Esophagectomy: the Comparison of Conventional and Minimally Invasive Approach


  • #TS/ESO 01-O-5
  • Thoracic Surgery/Esophagus. SESSION-1
  • Oral

Esophagectomy: the Comparison of Conventional and Minimally Invasive Approach

Evgeny V. Levchenko 1, Nikolay V. Khandogin 1, Sergey Y. Dvoretskiy 2, Igor V. Komarov 2, Roman I. Yurin 1, Oleg Y. Mamontov 1, Nikita E. Levchenko 1

Federal State Budgetary Institution N. N. Petrov National Medical Research Centre of Oncology, Saint Petersburg, Russia; Federal State Budgetary Educational Institution of Higher Education Academician I. P. Pavlov The First Saint Petersburg Medical University, Saint Petersburg, Russia;

Date, time and location: 2018.05.25 13:30, Congress Hall, 2F–C

Abstract

Objective. The advantages and disadvantages of conventional and minimally invasive technique in esophagectomy are debatable. The aim was to estimate the results after complex treatment of esophageal carcinoma by the means of comparison of oncological principles abidance, complications, recurrence free (RFS) and overall survival (OS) in groups of conventional (CE), minimally invasive (MIE) and hybrid minimally invasive esophagectomy (HMIE).

Methods. Our experience of 274 cases in 1995-2017 was reviewed (120 - CE, 103 - MIE, 51 - HMIE). The indication for surgery was esophageal carcinoma, surgery was performed either the final step of complex treatment or independent surgery. The average age was 59,3 years.

Results. The median and the mode for blood loss were 200 ml and 200 ml in MIE, 600 ml and 500 ml in CE; for operative time they were 370 min and 340 min in MIE, 300 min and 300 min in CE respectively; for intensive care unit stay they were equal to 1 day both in MIE and HMIE, that is 5 times less than in CE (p<0,01, CI 95 %). The mean hospital stay was 14,0 days (p>0,05, CI 95 %). Conversion to CE was required in 5,8 % patients. The overall complications rate was similar among groups (p>0,05, CI 95 %). Anastomotic leakage, pulmonary and cardio‑vascular complications remain the significant complications after esophagectomy and frequently lead to postoperative mortality regardless the type of surgery (p<0,01, CI 95 %).
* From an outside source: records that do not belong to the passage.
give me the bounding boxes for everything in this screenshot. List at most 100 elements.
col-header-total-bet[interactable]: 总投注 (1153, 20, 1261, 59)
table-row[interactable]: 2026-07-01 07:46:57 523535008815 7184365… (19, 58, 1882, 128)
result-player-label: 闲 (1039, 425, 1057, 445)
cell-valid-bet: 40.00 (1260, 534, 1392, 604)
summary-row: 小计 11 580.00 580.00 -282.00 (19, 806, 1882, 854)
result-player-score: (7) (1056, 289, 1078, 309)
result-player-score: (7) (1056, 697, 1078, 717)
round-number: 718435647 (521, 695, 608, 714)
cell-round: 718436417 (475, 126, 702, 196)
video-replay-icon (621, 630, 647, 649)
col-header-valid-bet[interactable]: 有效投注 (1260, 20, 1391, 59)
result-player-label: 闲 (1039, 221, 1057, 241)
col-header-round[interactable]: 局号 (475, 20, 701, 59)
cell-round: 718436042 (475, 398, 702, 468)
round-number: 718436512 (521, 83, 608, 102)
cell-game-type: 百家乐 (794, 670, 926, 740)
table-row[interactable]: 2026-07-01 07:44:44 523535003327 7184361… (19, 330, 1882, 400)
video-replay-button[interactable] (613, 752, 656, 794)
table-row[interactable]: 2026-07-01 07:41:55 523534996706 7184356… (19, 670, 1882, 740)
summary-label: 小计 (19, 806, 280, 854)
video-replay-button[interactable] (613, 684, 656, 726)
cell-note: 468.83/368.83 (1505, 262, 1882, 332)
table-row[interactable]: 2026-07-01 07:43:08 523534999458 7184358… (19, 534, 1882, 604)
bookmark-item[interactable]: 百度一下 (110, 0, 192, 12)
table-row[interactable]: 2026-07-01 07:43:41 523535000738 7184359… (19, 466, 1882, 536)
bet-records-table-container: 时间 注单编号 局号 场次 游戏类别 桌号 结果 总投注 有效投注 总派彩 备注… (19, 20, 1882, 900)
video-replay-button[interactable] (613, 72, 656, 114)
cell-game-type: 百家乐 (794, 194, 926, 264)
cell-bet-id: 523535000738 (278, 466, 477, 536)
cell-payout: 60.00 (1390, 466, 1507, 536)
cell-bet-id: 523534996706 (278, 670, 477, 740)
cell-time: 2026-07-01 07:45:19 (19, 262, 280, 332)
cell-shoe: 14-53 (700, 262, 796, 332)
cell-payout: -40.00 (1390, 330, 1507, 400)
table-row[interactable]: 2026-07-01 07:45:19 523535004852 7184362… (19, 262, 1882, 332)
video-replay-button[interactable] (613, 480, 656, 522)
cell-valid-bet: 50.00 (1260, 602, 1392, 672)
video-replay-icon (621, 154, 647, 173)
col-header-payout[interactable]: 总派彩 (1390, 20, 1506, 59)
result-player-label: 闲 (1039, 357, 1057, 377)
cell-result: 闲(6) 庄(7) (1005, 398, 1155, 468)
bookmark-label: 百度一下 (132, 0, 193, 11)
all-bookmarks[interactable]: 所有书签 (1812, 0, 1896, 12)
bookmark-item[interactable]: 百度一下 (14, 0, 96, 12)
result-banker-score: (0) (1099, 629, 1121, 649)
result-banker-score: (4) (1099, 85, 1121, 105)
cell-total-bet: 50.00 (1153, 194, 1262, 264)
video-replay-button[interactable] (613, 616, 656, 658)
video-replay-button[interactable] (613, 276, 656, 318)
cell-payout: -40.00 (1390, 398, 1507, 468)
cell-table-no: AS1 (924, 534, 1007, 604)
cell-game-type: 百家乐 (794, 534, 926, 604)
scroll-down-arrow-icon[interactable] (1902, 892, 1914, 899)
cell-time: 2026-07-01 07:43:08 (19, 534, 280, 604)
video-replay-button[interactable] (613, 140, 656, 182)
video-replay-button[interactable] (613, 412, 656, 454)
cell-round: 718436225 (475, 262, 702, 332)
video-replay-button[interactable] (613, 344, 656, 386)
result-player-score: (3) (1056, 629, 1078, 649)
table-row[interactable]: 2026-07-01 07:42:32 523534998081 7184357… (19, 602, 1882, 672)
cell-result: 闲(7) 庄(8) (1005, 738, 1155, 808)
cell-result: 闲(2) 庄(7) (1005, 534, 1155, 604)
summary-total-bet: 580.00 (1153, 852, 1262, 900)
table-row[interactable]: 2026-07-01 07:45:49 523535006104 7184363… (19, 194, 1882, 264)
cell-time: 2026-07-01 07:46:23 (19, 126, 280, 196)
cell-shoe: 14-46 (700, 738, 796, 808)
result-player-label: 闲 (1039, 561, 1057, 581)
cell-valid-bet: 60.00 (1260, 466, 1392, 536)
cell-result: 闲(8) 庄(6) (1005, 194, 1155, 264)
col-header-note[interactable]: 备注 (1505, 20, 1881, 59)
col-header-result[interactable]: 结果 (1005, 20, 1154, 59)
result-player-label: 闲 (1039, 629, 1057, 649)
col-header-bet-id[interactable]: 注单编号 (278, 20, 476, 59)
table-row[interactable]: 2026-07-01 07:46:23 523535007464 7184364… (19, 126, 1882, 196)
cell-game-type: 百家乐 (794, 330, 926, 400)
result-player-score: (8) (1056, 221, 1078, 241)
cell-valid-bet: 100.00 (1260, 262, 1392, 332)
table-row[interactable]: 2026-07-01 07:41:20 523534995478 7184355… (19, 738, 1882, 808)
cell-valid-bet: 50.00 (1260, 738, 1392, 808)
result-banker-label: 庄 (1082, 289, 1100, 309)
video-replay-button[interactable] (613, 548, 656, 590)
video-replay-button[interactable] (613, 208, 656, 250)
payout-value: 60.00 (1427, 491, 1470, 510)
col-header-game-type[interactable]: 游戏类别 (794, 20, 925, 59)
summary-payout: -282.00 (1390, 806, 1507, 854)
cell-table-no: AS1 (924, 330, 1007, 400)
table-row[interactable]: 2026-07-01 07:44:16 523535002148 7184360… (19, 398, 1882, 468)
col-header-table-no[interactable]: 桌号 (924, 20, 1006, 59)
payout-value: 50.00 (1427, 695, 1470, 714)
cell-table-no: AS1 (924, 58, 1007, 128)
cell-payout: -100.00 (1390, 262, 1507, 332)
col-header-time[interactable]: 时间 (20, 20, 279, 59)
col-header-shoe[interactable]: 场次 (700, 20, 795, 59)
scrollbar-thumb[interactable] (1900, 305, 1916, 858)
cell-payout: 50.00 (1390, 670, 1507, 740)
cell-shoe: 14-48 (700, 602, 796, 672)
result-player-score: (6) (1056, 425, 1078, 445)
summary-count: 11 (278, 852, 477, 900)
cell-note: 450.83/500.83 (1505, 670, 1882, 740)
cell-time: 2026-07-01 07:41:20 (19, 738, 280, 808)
Anastomotic leak registered less frequently in HMIE with thoracotomy and hand‑sewn esophagogastroanastomosis (p<0,05, CI 95 %). OS was depended on metastatic lymph nodes quantity, postoperative pulmonary complications, tumor length, age; RFS was depended on metastatic lymph nodes quantity, completeness of lymph nodes harvesting (p<0,01, CI 95 %).

Conclusions. The surgery type does not matter in complications rate. HMIE with thoracotomy and hand‑sewn esophagogastroanastomosis reveals the safest profile among groups.